Giorgio Merano: Das hat sich in den letzten Jahren so ergeben. Nachdem ich mehrere Jahre meines Lebens in Meran verbracht habe, was lag näher, als mich irgendwann "Giorgio Merano" zu nennen. Es ist dies aber auch ein eindeutiges Statement, um mich von dem anderen Giorgio  jenem aus St. Ulrich/Gröden  zu unterscheiden.


Seit wann spielt Musik bei Ihnen eine ähnlich wichtige Rolle wie beim anderen Giorgio?

Ich mache seit den 1980er Jahren Musik. Angefangen hat alles mit Experimental-Elektronik, im oberösterreichischen Linz. Dort gibt es seit nunmehr 40 Jahren die Ars Electronica und ich und meine Freunde haben uns bei der zweiten Ausgabe mit gefälschten Journalistenausweisen auf das Festivalgelände geschmuggelt. Dort haben wir Klaus Schulze und Conrad Schnitzler – er ist der Vater der elektronischen Musik – kennengelernt. Diese Begegnungen haben uns inspiriert erste Elektronikbands zu gründen. Sicher war auch Giorgio Moroder damals interessant für uns, weil er ebenfalls einer der ersten war, der elektronische Musikinstrumente wie Synthesizer und Sequenzer, in seine Songs eingebaute.

 

Wie erinnern Sie sich an die ersten Schritte auf Ihrem musikalischen Lebensweg?

Die Inspiration kam von Cluster, eben von Conny Schnitzler – dem ersten Punk, lange vor Punk. Während ich in den 1980ern im Fach Musik beinahe durchgefallen wäre, sagte mir Schnitzler: "Wenn du in klassischer Musik durchgefallen bist, dann sind das die besten Voraussetzungen für elektronische Musik, denn dann bist du endlich unvorbelastet." 


Unsere erste Band hieß Omicron. Ich erinnere mich an einen Auftritt in einem Kindergarten, wo wir sphärische elektronische Musik spielten. Die Kinder begannen zu weinen und baten uns aufzuhören. Wesentlich erfolgreicher und bis heute relativ bekannt ist hingegen das Bandprojekt Mojique – auch wegen des Sängers Julius Zechner. Es folgte dann um 1985/86 noch The Waltz und ein Acid-House Projekt um 1990. Zu uns kamen Bands wie Attwenger und ließen sich die Drums produzieren. Wurden wir am Anfang eher verlacht, zählten wir später zu den Pionieren in der Szene.

Sie sind in Linz aufgewachsen. Einige Jahre Ihrer Kindheit haben Sie auch in Meran verbracht…

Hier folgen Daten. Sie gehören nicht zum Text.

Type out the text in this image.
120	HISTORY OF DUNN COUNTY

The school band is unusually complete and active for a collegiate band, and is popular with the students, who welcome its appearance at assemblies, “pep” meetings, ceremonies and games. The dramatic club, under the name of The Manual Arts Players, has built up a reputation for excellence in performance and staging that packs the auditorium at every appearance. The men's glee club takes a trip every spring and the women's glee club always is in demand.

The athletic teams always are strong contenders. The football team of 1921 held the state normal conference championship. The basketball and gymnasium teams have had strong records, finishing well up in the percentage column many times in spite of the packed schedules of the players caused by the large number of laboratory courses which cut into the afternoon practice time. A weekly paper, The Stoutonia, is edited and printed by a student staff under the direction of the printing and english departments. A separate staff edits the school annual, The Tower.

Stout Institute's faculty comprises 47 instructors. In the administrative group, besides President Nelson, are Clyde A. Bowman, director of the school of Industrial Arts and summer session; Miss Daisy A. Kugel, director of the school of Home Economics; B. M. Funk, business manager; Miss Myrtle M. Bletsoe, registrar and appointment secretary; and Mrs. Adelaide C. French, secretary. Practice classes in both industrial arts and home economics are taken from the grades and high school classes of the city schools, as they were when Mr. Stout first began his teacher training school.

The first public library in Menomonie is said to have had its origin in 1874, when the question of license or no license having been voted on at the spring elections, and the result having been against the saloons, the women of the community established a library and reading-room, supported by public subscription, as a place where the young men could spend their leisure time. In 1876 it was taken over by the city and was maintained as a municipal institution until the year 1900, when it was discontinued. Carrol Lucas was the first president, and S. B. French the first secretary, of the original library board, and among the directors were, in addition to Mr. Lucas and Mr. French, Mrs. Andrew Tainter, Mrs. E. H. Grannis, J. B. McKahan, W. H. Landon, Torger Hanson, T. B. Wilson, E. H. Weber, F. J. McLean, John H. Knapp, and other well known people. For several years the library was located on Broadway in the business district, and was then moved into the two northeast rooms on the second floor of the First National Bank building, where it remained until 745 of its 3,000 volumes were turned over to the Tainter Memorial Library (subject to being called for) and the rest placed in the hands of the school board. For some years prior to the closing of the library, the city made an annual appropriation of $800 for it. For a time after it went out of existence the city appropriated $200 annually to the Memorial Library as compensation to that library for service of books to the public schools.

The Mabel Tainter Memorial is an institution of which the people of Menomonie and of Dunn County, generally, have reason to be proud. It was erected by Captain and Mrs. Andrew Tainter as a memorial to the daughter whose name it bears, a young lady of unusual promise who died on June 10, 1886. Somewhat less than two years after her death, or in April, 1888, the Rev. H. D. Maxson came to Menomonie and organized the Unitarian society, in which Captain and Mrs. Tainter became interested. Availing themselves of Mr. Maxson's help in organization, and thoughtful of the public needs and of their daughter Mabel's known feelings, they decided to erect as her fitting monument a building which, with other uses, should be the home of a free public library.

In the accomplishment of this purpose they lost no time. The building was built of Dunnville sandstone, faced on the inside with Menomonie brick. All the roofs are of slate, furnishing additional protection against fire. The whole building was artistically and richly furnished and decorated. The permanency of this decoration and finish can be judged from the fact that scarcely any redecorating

Mein Vater stammte aus dem Ultental, meine Mutter aus Linz. Ich bin in Wien geboren und wuchs dann die ersten sechs Jahre in Linz auf. Später lebte ich einige Jahre in Meran – in der Piavestraße, später im Rennstallweg. Mit 12 Jahren zog ich wieder nach Linz.

 


Welche Erinnerungen haben Sie an Ihre frühen Merano-Jahre?

Ich habe gemischte Erinnerungen an meine Meraner Zeit. Es waren die 1970er und es war die Zeit in welcher die Spannungen zwischen deutsch- und italienischsprachigen Südtirolern sehr groß waren. Mich hat das damals dahingehend sehr geprägt, dass ich eben sehr jung war und jeden Blödsinn mitgemacht habe. Ich war beispielsweise immer ganz vorn dabei, wenn es um Schlägereien ging – was ich mittlerweile wirklich sehr bereue.

Sie sagen Sie wären als Kunstfigur Giorgio Merano mit Donna Summer rund dreißig Jahre im Eis festgefroren gewesen und erst vor wenigen Jahren wieder aufgetaut. Wie nahm die doch unverkennbar auf Giorgio Moroder zugespitzte Geschichte ihren Anfang?

Bei unserer Band Hillberg and D-Tex sind wir 2011 – mit unserem zweiten Track – auf die Giorgio Moroder-Geschichte gestoßen und dann hat sich daraus die io-sono-il-vero-Giorgio-Geschichte entwickelt. Der wahre Giorgio, der bereits vor dem Grödner-Giorgio Disco, Electronic Disco und Italo Disco gemacht hat, war nur eben dreißig Jahre im Gletschereis festgesteckt. Dieser Spin hat sich im Laufe des Projekts weiterentwickelt und immer mehr Spaß gemacht. Mittlerweile stehen wir da, mit unserer Story und diesem Narrativ. Der echte Giorgio lebt, wie auch die echte Donna Summer, die ja eigentlich Bart trägt... Unsere Geschichte gab es bereits vor dem Hype um Giorgio Moroder und Daft Punkt. 

 


Wie haben Sie Ihren ersten Auftritt in Südtirol vor wenigen Wochen erlebt?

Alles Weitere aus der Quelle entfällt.